BANFF, Alta. - The world's most powerful environment ministers will ride in buses powered by natural gas and greenhouse gas credits have been exchanged to negate their environmental impact on Banff, a World Heritage Site, during meetings here this weekend.
The ministers, from Canada, the U.S., France, Italy, Germany, Japan, the U.K. and Russia, still will produce tonnes of the emissions as a result of air travel, car and hotel accommodation during the three days of meetings .
However, under the scrutiny of environmental organizations gathered here, the ministers have attempted to avoid embarrassment by purchasing carbon-dioxide credits from a solar-powered housing project in South Africa that will make the gathering "an emission-neutral meeting," said David Anderson, Canada's Minister of the Environment
The ministers will also dine on organically grown food.
However, conservation organizations met with Mr. Anderson yesterday and criticized the federal government for an apparent softening of its position on the Kyoto Protocol on greenhouse gas reduction and climate change.
The climate change issue is being limited to a 45-minute discussion at a breakfast meeting tomorrow, one of a number of private meetings between the ministers to be held at the Fairmont Banff Springs Hotel. Environmental groups say observers should be allowed in.
"I'm sorry, they can't have observers in there," Mr. Anderson said. "We want to have full and frank discussions. It just impossible to have proper discussions of this type, informal discussions, and have it open to the media and open to the public."
Environmental groups also criticized as vague the wording of the Minister's official communiqué, which has already been leaked to the media. In a draft copy made available to Agence France- Presse, the ministers reaffirm their commitment to sustainable development -- which reconciles environmental protection with economic development -- as laid out at the Earth Summit in Rio de Janeiro 10 years ago.

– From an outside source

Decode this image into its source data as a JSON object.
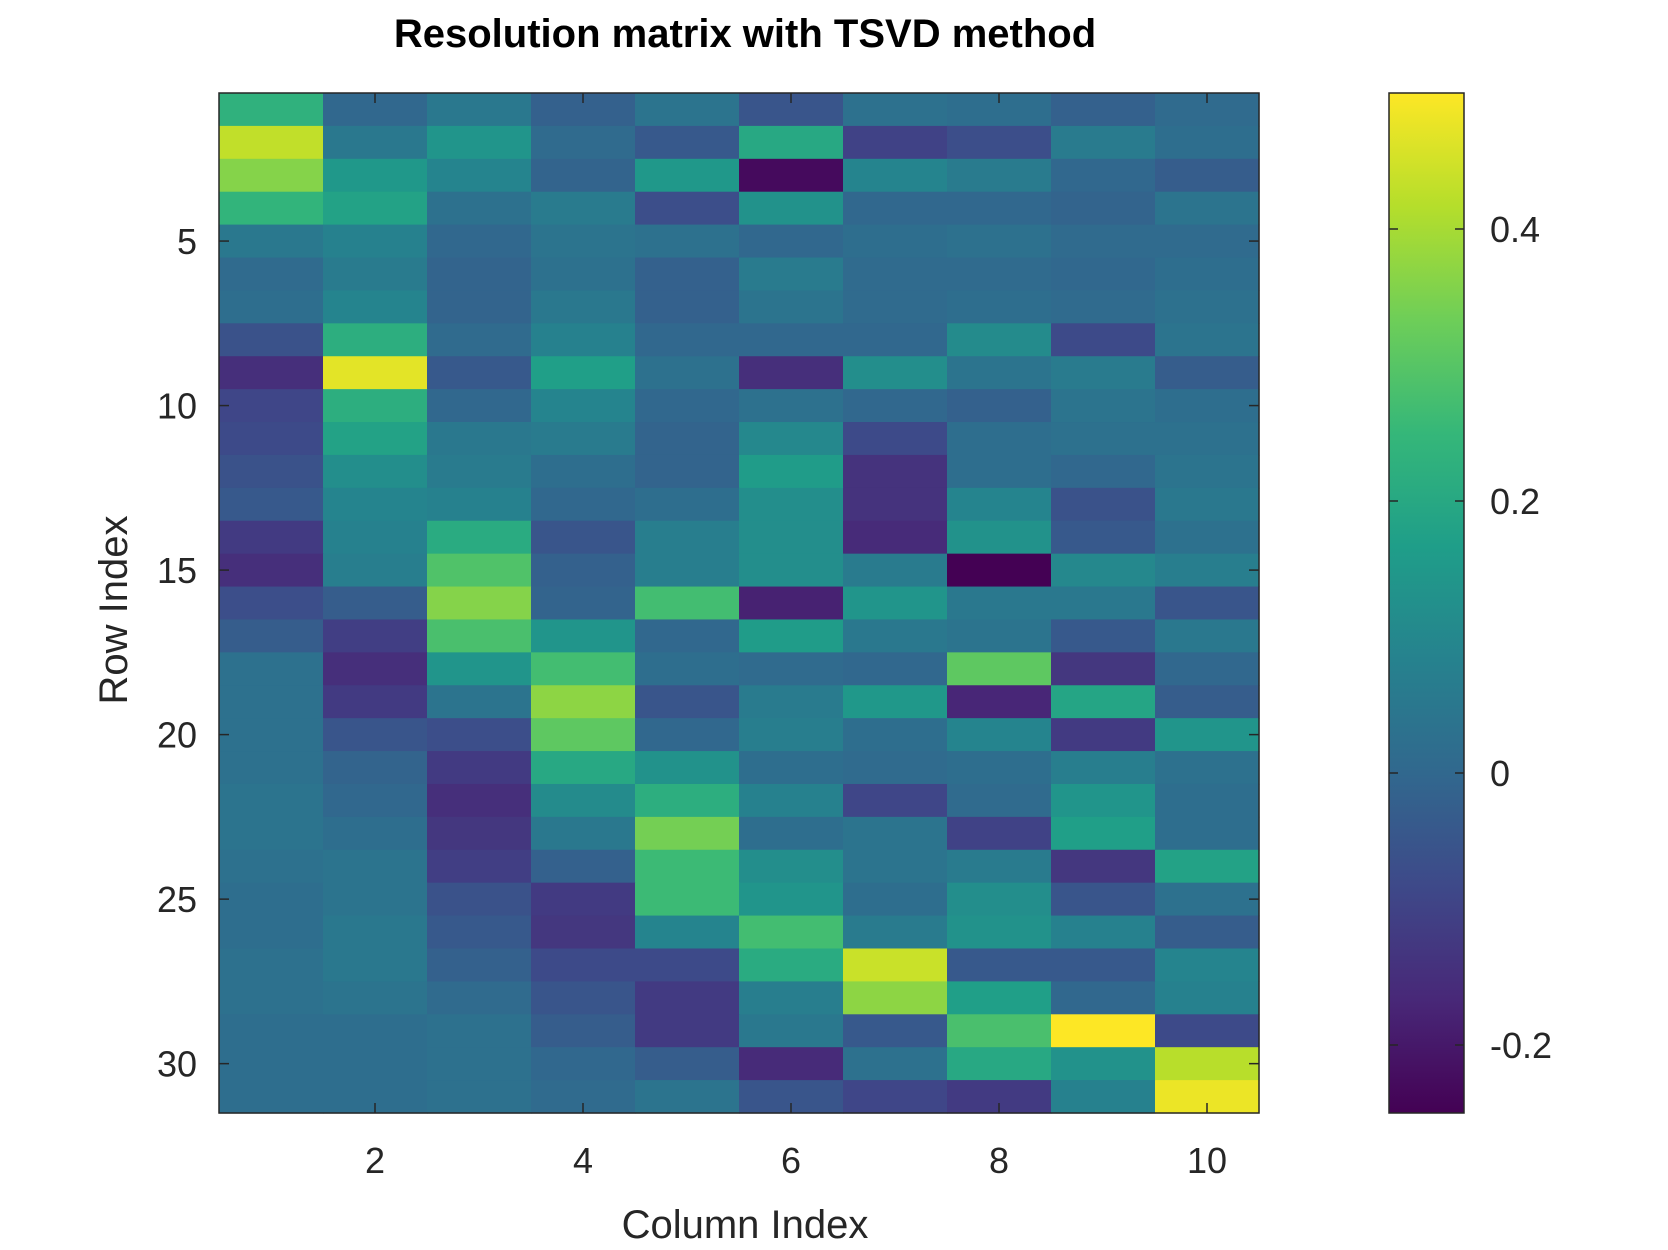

"It's just total ambiguity. We are looking for concrete commitments," said Jim Pissot of Yellowstone to Yukon, a conservation group lobbying to create an unrestricted wildlife movement corridor from Wyoming to the Arctic.
"This is not a meeting to discuss Kyoto. I've had two weeks of going from end to end of the country talking to Canadians about the importance of reducing greenhouse gas emissions, so I don't know what they're talking about," Mr. Anderson said in response to the criticisms.
Mr. Anderson indicated in Calgary on Thursday that the Chrétien government might not ratify the Kyoto accord this year as it originally intended.
Alberta opposes the Kyoto deal and says it may launch a legal challenge to Ottawa's authority to force provincial compliance, citing provincial jurisdiction over resources. At a meeting of energy ministers in May, Alberta will propose a U.S.-style plan to voluntarily reduce greenhouse gases.
Signed in Japan in 1997, the Kyoto accord commits Canada to reducing greenhouse gas emissions to 6% below 1990 levels. Opponents forecast dire economic consequences and note that the deal exempts such developing nations as India, Brazil and China, which are among eight out of 20 of the world's leading producers of greenhouse gases that are not bound by Kyoto.
The Banff meetings continue tomorrow, focusing on developing a consensus platform to take to a world summit on sustainable development in Johannesburg in late August.
As host of the meeting, Canada paid $5.50 a tonne, or $2,750, to cover the cost of carbon-dioxide emissions the ministers will generate at the meetings. The money will go to PEER Africa (pty.) Ltd, an engineering firm building an energy-efficient housing project in South Africa.
A similar purchase of credits, totalling $7,700, was paid by Canada to offset greenhouse gases associated with the recent Health and Environment Ministers of the Americas meeting in Ottawa.